Yeah, this piece edged into heady territory, especially for a movie that’s often laugh out loud funny. But it has a lot of heart and emotion in this film. And I think it can speak to multiple generations. For my son, a college freshman, it’s a fun movie with lots of in jokes and over-the-top shots. I’m thinking Jesus walking on water next to George Washington as he crosses the Delaware River. Or how the two actresses playing the daughters nail their respective impressions of their fathers yet still make the characters unique.

But for us middle-aged Gen Xers, there’s an entirely different movie playing in front of our eyes. It’s a movie about our lives that we never expected, never saw coming, but is so important to many of us. We are getting older. Heck, we *are* old. We’ve become our parents and, with that perspective, we can reevaluate how our parents raised us. For me, I’ve long known my parents were most excellent role models and if I could follow their examples, I’d do well. But only after I became a parent did even more things come into view about my own childhood.

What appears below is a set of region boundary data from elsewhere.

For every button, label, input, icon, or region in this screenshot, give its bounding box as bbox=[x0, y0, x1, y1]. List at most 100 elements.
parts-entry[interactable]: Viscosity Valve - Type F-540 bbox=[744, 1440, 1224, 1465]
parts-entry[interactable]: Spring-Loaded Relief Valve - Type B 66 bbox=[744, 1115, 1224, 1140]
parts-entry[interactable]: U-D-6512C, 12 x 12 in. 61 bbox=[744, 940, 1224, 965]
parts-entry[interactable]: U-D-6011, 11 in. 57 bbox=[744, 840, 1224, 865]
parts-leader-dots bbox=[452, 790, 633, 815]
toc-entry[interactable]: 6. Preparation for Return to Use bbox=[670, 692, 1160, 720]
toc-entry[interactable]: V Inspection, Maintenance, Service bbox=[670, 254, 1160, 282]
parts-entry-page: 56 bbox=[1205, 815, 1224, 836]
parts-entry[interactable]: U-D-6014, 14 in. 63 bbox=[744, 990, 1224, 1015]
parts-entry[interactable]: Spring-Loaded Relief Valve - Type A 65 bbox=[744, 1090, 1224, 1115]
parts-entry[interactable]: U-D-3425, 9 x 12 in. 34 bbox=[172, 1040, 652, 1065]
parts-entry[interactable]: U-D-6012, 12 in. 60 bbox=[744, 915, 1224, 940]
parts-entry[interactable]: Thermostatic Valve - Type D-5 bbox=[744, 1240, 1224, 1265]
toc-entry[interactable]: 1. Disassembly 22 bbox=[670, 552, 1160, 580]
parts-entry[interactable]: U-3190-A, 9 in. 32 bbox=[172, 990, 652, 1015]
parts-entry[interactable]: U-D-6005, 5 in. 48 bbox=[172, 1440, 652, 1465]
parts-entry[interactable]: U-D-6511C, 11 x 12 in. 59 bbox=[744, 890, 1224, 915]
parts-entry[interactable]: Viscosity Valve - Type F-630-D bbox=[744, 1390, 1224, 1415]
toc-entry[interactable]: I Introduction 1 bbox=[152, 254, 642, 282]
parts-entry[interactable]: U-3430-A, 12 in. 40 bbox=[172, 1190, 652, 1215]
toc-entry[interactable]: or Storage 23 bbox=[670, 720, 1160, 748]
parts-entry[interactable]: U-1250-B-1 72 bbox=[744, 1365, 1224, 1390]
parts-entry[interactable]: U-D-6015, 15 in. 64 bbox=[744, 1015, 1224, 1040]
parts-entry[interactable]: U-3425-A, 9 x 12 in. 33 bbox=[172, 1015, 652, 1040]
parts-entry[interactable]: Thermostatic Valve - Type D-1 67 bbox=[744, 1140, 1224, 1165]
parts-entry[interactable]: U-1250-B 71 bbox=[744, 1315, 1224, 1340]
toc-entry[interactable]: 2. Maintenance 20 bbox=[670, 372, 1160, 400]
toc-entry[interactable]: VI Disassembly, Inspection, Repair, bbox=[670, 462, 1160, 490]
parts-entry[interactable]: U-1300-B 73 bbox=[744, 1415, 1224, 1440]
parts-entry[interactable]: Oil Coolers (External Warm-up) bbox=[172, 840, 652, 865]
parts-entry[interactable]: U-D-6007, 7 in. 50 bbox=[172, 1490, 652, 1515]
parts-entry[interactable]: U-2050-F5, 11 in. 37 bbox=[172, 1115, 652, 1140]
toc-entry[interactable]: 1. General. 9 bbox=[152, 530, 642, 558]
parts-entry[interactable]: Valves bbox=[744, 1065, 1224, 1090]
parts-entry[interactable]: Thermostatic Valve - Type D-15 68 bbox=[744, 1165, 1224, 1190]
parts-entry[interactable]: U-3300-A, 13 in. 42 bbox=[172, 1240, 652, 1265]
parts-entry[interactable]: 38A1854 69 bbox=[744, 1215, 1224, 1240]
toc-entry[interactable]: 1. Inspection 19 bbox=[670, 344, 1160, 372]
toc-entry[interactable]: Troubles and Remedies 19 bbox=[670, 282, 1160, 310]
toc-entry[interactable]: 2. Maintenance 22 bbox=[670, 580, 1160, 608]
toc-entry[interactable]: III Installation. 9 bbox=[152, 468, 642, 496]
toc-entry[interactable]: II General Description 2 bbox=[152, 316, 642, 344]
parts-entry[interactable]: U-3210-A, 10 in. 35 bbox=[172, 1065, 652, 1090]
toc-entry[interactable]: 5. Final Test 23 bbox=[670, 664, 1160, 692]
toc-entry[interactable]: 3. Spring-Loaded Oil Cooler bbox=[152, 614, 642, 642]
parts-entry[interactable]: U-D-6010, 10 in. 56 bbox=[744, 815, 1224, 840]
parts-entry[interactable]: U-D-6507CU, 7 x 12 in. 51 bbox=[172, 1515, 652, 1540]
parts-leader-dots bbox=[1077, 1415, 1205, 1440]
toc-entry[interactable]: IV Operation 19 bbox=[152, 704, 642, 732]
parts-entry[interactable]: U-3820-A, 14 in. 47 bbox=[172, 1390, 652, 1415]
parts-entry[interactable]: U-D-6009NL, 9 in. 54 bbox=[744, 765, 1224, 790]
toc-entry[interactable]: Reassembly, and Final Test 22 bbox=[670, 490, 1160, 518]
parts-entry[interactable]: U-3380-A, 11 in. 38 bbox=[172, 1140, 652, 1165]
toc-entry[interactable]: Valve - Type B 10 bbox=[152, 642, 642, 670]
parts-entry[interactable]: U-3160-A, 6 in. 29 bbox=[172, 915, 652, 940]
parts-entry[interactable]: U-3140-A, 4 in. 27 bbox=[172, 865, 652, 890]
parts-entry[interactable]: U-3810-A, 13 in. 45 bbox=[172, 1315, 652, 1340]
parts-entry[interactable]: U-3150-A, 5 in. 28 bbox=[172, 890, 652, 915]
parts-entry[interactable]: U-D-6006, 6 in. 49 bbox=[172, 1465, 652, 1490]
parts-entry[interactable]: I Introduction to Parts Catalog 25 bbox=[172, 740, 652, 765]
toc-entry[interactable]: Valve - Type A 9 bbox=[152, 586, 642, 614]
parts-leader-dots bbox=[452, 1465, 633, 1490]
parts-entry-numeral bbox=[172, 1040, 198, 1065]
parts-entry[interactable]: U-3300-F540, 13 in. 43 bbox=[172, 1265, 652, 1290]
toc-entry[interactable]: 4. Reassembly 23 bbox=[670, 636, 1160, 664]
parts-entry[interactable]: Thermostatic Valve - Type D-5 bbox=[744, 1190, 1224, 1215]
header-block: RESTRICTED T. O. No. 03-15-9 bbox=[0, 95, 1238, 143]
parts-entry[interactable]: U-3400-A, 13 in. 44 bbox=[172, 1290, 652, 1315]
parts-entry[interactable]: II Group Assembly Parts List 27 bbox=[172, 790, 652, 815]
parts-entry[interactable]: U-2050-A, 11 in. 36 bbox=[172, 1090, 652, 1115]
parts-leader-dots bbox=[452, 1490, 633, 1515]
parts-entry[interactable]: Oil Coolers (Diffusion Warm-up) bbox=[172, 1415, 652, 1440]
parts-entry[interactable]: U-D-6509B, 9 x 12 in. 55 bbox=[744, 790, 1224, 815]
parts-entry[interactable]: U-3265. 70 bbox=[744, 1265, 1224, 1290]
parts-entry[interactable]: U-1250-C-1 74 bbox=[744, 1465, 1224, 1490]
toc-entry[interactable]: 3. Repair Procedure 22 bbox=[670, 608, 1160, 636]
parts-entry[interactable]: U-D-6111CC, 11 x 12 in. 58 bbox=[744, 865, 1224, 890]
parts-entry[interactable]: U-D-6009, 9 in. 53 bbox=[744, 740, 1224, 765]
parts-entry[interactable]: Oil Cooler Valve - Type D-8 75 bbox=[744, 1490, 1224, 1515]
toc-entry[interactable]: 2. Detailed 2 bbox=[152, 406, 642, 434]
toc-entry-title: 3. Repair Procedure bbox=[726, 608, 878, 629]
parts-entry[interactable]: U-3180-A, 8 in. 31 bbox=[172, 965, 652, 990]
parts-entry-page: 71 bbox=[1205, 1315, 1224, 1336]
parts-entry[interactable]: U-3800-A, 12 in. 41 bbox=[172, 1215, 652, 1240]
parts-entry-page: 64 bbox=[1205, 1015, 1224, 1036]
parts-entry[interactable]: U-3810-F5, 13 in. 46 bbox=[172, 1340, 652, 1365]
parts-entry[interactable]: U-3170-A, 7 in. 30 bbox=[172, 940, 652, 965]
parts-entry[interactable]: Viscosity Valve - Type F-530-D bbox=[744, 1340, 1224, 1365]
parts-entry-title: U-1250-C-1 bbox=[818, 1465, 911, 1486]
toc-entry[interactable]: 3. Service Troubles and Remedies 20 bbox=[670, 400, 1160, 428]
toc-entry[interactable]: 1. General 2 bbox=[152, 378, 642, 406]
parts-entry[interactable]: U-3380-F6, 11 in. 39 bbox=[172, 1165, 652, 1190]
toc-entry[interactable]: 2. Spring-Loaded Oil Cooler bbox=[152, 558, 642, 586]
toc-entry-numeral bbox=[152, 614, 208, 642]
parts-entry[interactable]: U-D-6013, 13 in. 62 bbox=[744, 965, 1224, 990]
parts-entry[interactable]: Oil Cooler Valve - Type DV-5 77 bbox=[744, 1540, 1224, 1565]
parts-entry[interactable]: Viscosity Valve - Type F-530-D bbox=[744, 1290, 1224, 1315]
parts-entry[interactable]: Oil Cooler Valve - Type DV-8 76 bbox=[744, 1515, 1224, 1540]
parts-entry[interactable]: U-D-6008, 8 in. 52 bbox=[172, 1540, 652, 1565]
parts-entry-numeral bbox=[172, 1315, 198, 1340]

Most of us have these realizations some time or other, and now Bill and Ted do, too.

It’s remarkable that a film about two genuinely lovable dudes who possess a genuine affection for each other and the world could deliver such a profound message to the world in 2020. I’m sure the screenwriters could never have dreamed the finished film would land the way it did: in few theaters and on demand (how we watched it) in the middle of a pandemic and an election year with racial strife and fellow Americans yelling at each other. If ever we needed Wyld Stallyns to sing their song, it’s 2020.

But we’ll have to satisfy ourselves with a genuinely funny and heartfelt movie, and also the realization that it’s never too late to look at our fellow humans on this planet and preach and act in the way Bill and Ted told us to do over thirty years ago: Be Excellent to Each Other.